How long to wait before you water again? A day? A week? Again, there are variations in soil, rainfall, and types of plants, so it's wise to check, rather than assume. You can use a soil moisture meter to be sure, but it's easy to use the ol' finger. Stick it into the soil an inch or two (perhaps deeper for a large tree or shrub). If the soil feels moist to the touch, it's best to wait a day or two (or three) before watering again.

There may be other cues to soil dryness. For container plants, you can check how heavy a pot is to lift right after watering vs. after drying for a couple of days. You might also notice when your plant is just starting to wilt.

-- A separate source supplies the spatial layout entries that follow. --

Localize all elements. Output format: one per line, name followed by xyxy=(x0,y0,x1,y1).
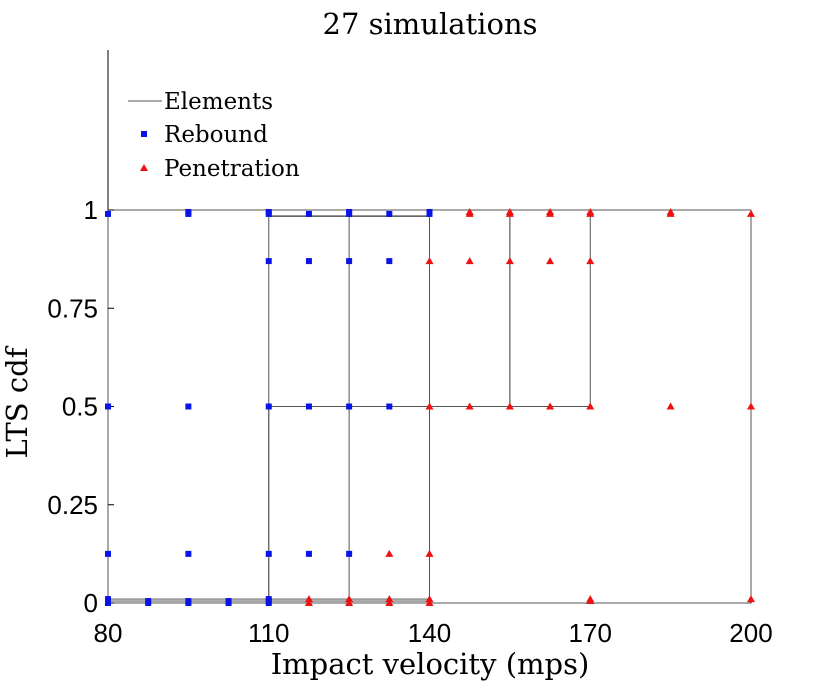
penetration-point-11 xyxy=(425,257,434,265)
y-tick-label-0: 0 xyxy=(84,588,98,618)
element-rect-2 xyxy=(268,406,350,604)
x-axis-label: Impact velocity (mps) xyxy=(271,647,590,681)
element-rect-3 xyxy=(348,209,430,407)
rebound-point-3 xyxy=(105,550,111,557)
penetration-point-19 xyxy=(505,207,514,215)
y-tick-label-2: 0.5 xyxy=(62,392,98,422)
penetration-point-4 xyxy=(385,599,394,606)
x-tick-label-2: 140 xyxy=(408,618,451,648)
penetration-point-8 xyxy=(425,595,434,603)
penetration-point-20 xyxy=(546,402,555,410)
penetration-point-3 xyxy=(345,595,354,603)
legend-penetration-label: Penetration xyxy=(164,156,300,182)
rebound-point-21 xyxy=(265,258,272,265)
y-axis-label: LTS cdf xyxy=(0,345,34,458)
rebound-point-9 xyxy=(185,598,192,605)
rebound-point-37 xyxy=(426,208,433,215)
x-tick-label-1: 110 xyxy=(248,618,289,648)
rebound-point-2 xyxy=(105,596,111,603)
legend-penetration-marker xyxy=(140,164,148,171)
rebound-point-30 xyxy=(346,258,353,265)
penetration-point-0 xyxy=(304,599,313,606)
penetration-point-25 xyxy=(586,595,595,603)
penetration-point-5 xyxy=(385,595,394,603)
penetration-point-6 xyxy=(385,549,394,557)
rebound-point-7 xyxy=(145,598,152,605)
penetration-point-16 xyxy=(505,402,514,410)
x-tick-label-0: 80 xyxy=(94,618,123,648)
penetration-point-17 xyxy=(505,257,514,265)
penetration-point-29 xyxy=(586,207,595,215)
rebound-point-25 xyxy=(305,403,312,410)
rebound-point-34 xyxy=(386,258,393,265)
rebound-point-5 xyxy=(105,210,111,217)
rebound-point-20 xyxy=(265,403,272,410)
rebound-point-24 xyxy=(305,550,312,557)
rebound-point-27 xyxy=(305,210,312,217)
penetration-point-30 xyxy=(666,402,675,410)
penetration-point-9 xyxy=(425,549,434,557)
element-rect-4 xyxy=(429,209,511,407)
rebound-point-29 xyxy=(346,403,353,410)
chart-legend: Elements Rebound Penetration xyxy=(128,89,300,182)
penetration-point-27 xyxy=(586,257,595,265)
penetration-point-32 xyxy=(666,207,675,215)
rebound-point-26 xyxy=(305,258,312,265)
rebound-point-28 xyxy=(346,550,353,557)
x-tick-label-4: 200 xyxy=(729,618,772,648)
markers-layer xyxy=(105,207,755,606)
penetration-point-2 xyxy=(345,599,354,606)
rebound-point-32 xyxy=(346,208,353,215)
penetration-point-15 xyxy=(465,207,474,215)
penetration-point-23 xyxy=(546,207,555,215)
legend-rebound-label: Rebound xyxy=(164,122,268,148)
x-tick-label-3: 170 xyxy=(569,618,612,648)
rebound-point-4 xyxy=(105,403,111,410)
rebound-point-15 xyxy=(225,598,232,605)
penetration-point-21 xyxy=(546,257,555,265)
penetration-point-35 xyxy=(747,209,755,217)
rebound-point-33 xyxy=(386,403,393,410)
penetration-point-10 xyxy=(425,402,434,410)
rebound-point-35 xyxy=(386,210,393,217)
penetration-point-33 xyxy=(747,595,755,603)
element-rect-5 xyxy=(509,209,591,407)
legend-rebound-marker xyxy=(141,131,147,137)
rebound-point-13 xyxy=(185,208,192,215)
rebound-point-19 xyxy=(265,550,272,557)
penetration-point-26 xyxy=(586,402,595,410)
chart-title: 27 simulations xyxy=(323,7,538,41)
penetration-point-34 xyxy=(747,402,755,410)
legend-elements-label: Elements xyxy=(164,89,273,115)
rebound-point-11 xyxy=(185,403,192,410)
penetration-point-1 xyxy=(304,595,313,603)
rebound-point-23 xyxy=(265,208,272,215)
ticks-layer: 80 110 140 170 200 0 0.25 0.5 0.75 1 xyxy=(47,195,772,648)
y-tick-label-4: 1 xyxy=(84,195,98,225)
penetration-point-7 xyxy=(425,599,434,606)
penetration-point-13 xyxy=(465,257,474,265)
penetration-point-12 xyxy=(465,402,474,410)
y-tick-label-1: 0.25 xyxy=(47,490,98,520)
rebound-point-10 xyxy=(185,550,192,557)
rebound-point-18 xyxy=(265,596,272,603)
y-tick-label-3: 0.75 xyxy=(47,293,98,323)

With experience, you'll learn what's a typical interval for watering your particular plant or location.

As we often say around here: "Water Deeply and Less Frequently."

4. Encourage roots to grow as deep as possible.

For most plants, the deeper the roots, the more resilient the plant, especially for tolerating stresses such as drought. This goes for everything from big trees to lawns. Again, there are variables, but generally "Water Deeply and Less Frequently" is the best way to accomplish this.

Watering systems and tools:

Using the right system or tool can make you a lot more successful in getting water effectively to the roots. Gabriel Maki's watering seminar also discusses various options. We briefly outline them here.

1. Irrigation zones: if you are using automatic irrigation, it's important to plan the system in zones, which apply water in specific rates needed for shrubs, groundcovers, lawns, etc.

2. Soaker hoses: an inexpensive and good way to make sure water slowly soaks in to root zones.

3. Drip irrigation: a good method to conserve water and customize watering rates for specific plants.

4. Sprinklers: best to use these only for lawns and bedding plants (see overhead watering issues above).

5. Tree Gators®: good for new tree plantings where you can't easily reach a hose, but Tree Gators®may not water enough of the root zone on more established trees.

6. Watering wands: a simple, effective way to get water where the plant needs it (such as under the branches, mentioned in #2 above). Helps conserve water in the process.

One more time, with gusto: For each and every plant, water the soil where the roots actually are right now, make sure that the root zone (entire width & depth) gets saturated, and let it dry out a bit before watering it again.

And don't forget mulching, which also greatly helps conserve soil moisture and slows down surface runoff.